If you’re shaky on ice science, be sure to access this presentation on the 7EA Users Group website. It’s easy to understand and you can become an “expert” of sorts in short order.
The user’s root cause analysis focused on the following potential causes of ice damage:
- Plant staff did not verify the wash water system was positively isolated and drained after each compressor cleaning. The water wash procedure was updated to ensure positive drainage of the wash-water manifold.
- Inspections for leaks in the inlet ductwork and filter house were conducted, but no signs of water ingress were found.
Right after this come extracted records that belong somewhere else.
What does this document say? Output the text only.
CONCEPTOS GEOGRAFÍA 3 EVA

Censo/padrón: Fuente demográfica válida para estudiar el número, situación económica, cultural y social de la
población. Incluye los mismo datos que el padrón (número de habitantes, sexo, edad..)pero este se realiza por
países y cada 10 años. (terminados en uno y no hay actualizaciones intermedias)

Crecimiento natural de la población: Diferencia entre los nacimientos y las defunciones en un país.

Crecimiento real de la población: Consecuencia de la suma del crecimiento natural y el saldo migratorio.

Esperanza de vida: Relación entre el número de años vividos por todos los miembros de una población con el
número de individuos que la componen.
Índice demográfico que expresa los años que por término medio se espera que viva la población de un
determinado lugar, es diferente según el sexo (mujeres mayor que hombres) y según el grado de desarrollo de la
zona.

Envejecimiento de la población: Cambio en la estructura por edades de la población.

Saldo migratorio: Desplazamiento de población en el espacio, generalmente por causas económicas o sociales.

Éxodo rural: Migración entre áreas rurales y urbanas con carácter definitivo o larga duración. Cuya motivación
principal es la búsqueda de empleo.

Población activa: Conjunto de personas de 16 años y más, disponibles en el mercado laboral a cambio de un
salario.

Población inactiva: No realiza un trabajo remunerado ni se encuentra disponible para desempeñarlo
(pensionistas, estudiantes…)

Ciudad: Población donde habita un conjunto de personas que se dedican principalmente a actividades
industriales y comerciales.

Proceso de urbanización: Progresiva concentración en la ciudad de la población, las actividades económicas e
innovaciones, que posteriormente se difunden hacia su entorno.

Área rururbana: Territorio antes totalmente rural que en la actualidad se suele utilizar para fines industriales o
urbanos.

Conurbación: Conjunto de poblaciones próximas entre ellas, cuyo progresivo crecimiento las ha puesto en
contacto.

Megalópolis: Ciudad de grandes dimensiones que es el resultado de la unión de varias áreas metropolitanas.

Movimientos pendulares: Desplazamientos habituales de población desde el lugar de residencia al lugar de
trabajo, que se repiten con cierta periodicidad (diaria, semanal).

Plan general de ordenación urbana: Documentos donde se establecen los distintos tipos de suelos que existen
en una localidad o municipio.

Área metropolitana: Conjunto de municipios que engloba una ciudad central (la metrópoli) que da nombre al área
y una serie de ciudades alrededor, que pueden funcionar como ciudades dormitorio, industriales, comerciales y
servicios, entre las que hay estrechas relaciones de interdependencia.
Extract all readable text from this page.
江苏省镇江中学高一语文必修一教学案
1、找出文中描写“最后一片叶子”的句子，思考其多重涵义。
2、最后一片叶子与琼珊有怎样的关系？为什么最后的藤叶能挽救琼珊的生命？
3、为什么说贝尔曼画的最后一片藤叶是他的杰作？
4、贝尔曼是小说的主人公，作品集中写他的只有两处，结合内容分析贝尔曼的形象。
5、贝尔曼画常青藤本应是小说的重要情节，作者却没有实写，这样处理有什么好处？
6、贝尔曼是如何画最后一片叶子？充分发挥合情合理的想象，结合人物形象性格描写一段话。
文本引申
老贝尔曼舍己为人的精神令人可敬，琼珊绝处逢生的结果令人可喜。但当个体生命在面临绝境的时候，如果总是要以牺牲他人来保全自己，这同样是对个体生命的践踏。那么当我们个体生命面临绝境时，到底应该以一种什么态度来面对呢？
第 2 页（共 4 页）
- The anti-icing (AI) system did not prevent ice from depositing and growing on air-intake surfaces. The details in the slides specific to the GE system are recommended viewing for anyone with a similar system and issues, and anyone planning on protecting his or her plant’s gas turbines in this manner.
The AI portion of the presentation began with a description of the inputs to the control system (inlet temperature and humidity) used by GE de-icing logic to control the inlet bleed heat (IBH) charged with preventing ice formation. Problems identified included the following:
- Thermocouple noise, which was an easy fix by enabling a low-pass filter in the software (this is defaulted in normal control when the system is set up).
- Poor IBH valve control because of the installed position feedback on the positioner. An upgraded valve positioner solved this problem.
- Dew-point sensors were supplied by the OEM with the wrong range software. The instrument manufacturer corrected this by increasing the dwell time through the auto-purge sequence of the humidity sensor.
During the ensuing discussion it became apparent that the de-icing control provided by GE did not shut off until the ambient temperature rose above the set point—about 40F. The ambient temperature falling below the ice-formation temperature (too cold to carry moisture that would form ice) did not shut off the IBH (running at about 10%), regardless of how much colder it got. This results in a significant reduction in efficiency and output when operating at cold temperatures outside of the ice-formation physics.
Best practice: A user commented during the discussion that he and his colleagues had found a significant water entry point in the inlet ductwork. The bolting supplied during unit installation for clamping flange gaskets on the inlet “key” slot was bottoming out and not properly sealing the joint when the flange bolts were torqued. This permitted water entry into the inlet duct which could cause icing at low ambient temperatures.
Clashing update, rotor cracking.
A user with perhaps more experience on clashing in 7EA compressors than anyone else in attendance reported that one of his affected units was retrofitted with GE’s new-design S1 and S2 blades and showed no evidence of clashing after 42 fired starts in the last year. Photos revealed pristine airfoils
He also reported R17 flat-bottom slot cracks on two 2001-vintage units. One had 2877 fired hours, 675 starts, and 24 trips, the other 2490 fired hours and 557 starts. The latter had indications of similar length in 51 of the 56 slots. Very little blending was needed to remove them.